The Rwanda Genocide 1994
245,000 Rwandan Hutus escaped towards refugee camps located in Tanzania, Zaire (now Congo) and Burundi. Kibumba Number One (Zaire) had 350,000 refugees, but grew even larger when the government of Zaire sent refugees from Goma and Munigi.In the camp at Kibumba, thousands of Rwandan refugees die daily of cholera, dysentery, and starvation. French Army tractors pile the bodies up against mounds of volcanic lava and then cover them with earth. Death has become a management problem. With as many as 350,000 arriving at the refugee camp at Benako (Tanzania) in just four days, the initial conditions were deplorable.

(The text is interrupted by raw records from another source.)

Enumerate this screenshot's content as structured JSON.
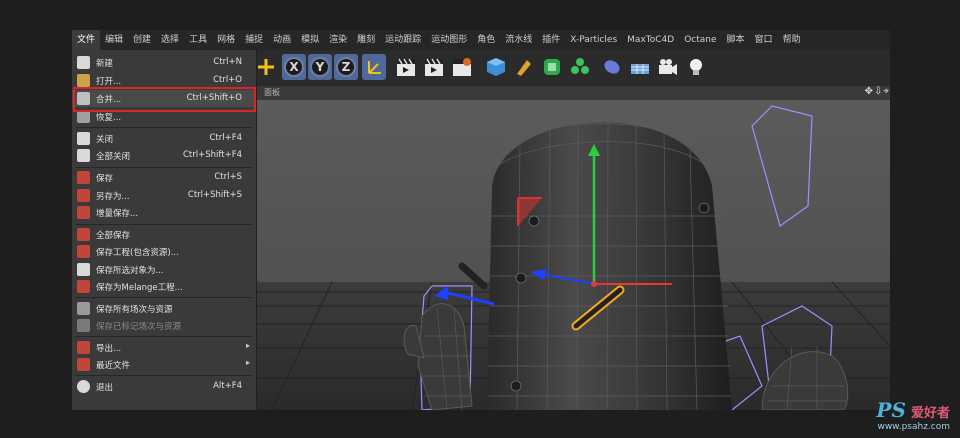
{
  "menubar": {
    "items": [
      "文件",
      "编辑",
      "创建",
      "选择",
      "工具",
      "网格",
      "捕捉",
      "动画",
      "模拟",
      "渲染",
      "雕刻",
      "运动跟踪",
      "运动图形",
      "角色",
      "流水线",
      "插件",
      "X-Particles",
      "MaxToC4D",
      "Octane",
      "脚本",
      "窗口",
      "帮助"
    ],
    "active_index": 0
  },
  "toolbar": {
    "axis_x": "X",
    "axis_y": "Y",
    "axis_z": "Z"
  },
  "viewport": {
    "panel_label": "面板",
    "nav_icons": "✥⇩⌖"
  },
  "file_menu": {
    "items": [
      {
        "label": "新建",
        "shortcut": "Ctrl+N",
        "icon": "new-file-icon",
        "color": "#d9d9d9"
      },
      {
        "label": "打开...",
        "shortcut": "Ctrl+O",
        "icon": "open-file-icon",
        "color": "#c9a24a"
      },
      {
        "label": "合并...",
        "shortcut": "Ctrl+Shift+O",
        "icon": "merge-icon",
        "color": "#bfbfbf"
      },
      {
        "label": "恢复...",
        "shortcut": "",
        "icon": "revert-icon",
        "color": "#a0a0a0"
      },
      {
        "label": "关闭",
        "shortcut": "Ctrl+F4",
        "icon": "close-file-icon",
        "color": "#d9d9d9"
      },
      {
        "label": "全部关闭",
        "shortcut": "Ctrl+Shift+F4",
        "icon": "close-all-icon",
        "color": "#d9d9d9"
      },
      {
        "label": "保存",
        "shortcut": "Ctrl+S",
        "icon": "save-icon",
        "color": "#c0453a"
      },
      {
        "label": "另存为...",
        "shortcut": "Ctrl+Shift+S",
        "icon": "save-as-icon",
        "color": "#c0453a"
      },
      {
        "label": "增量保存...",
        "shortcut": "",
        "icon": "incremental-save-icon",
        "color": "#c0453a"
      },
      {
        "label": "全部保存",
        "shortcut": "",
        "icon": "save-all-icon",
        "color": "#c0453a"
      },
      {
        "label": "保存工程(包含资源)...",
        "shortcut": "",
        "icon": "save-project-icon",
        "color": "#c0453a"
      },
      {
        "label": "保存所选对象为...",
        "shortcut": "",
        "icon": "save-selected-icon",
        "color": "#d9d9d9"
      },
      {
        "label": "保存为Melange工程...",
        "shortcut": "",
        "icon": "melange-icon",
        "color": "#c0453a"
      },
      {
        "label": "保存所有场次与资源",
        "shortcut": "",
        "icon": "save-takes-icon",
        "color": "#9a9a9a"
      },
      {
        "label": "保存已标记场次与资源",
        "shortcut": "",
        "icon": "save-marked-takes-icon",
        "color": "#7a7a7a"
      },
      {
        "label": "导出...",
        "shortcut": "",
        "icon": "export-icon",
        "color": "#c0453a"
      },
      {
        "label": "最近文件",
        "shortcut": "",
        "icon": "recent-files-icon",
        "color": "#c0453a"
      },
      {
        "label": "退出",
        "shortcut": "Alt+F4",
        "icon": "power-icon",
        "color": "#d9d9d9"
      }
    ]
  },
  "watermark": {
    "brand": "PS",
    "cn": "爱好者",
    "url": "www.psahz.com"
  },
  "colors": {
    "highlight_box": "#d8262a",
    "y_axis": "#2ecc40",
    "x_axis": "#e53935",
    "z_axis": "#1e40ff",
    "selection": "#f5a623",
    "wireframe_guides": "#a48cff"
  }
}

The massacres left several hundred thousand children either orphaned or separated from their parents. A recent Unicef report estimates that 700,000 children - 18 percent of Rwanda's 4.2 million children - still live in difficult circumstances. 96% of children interviewed in Rwanda had witnessed the massacres and 80% of the children had lost at least one family member.
In November of 1994, the Security Council of the UN established the International Criminal Tribunal for Rwanda, seated in Arusha, Tanzania. The International Criminal Tribunal for Rwanda was established for the "prosecution of persons responsible for genocide and other serious violations of international humanitarian law". As of April 2004, the ICTR has handed down fifteen judgements involving twenty-one accused. Another twenty-one accused are on trial.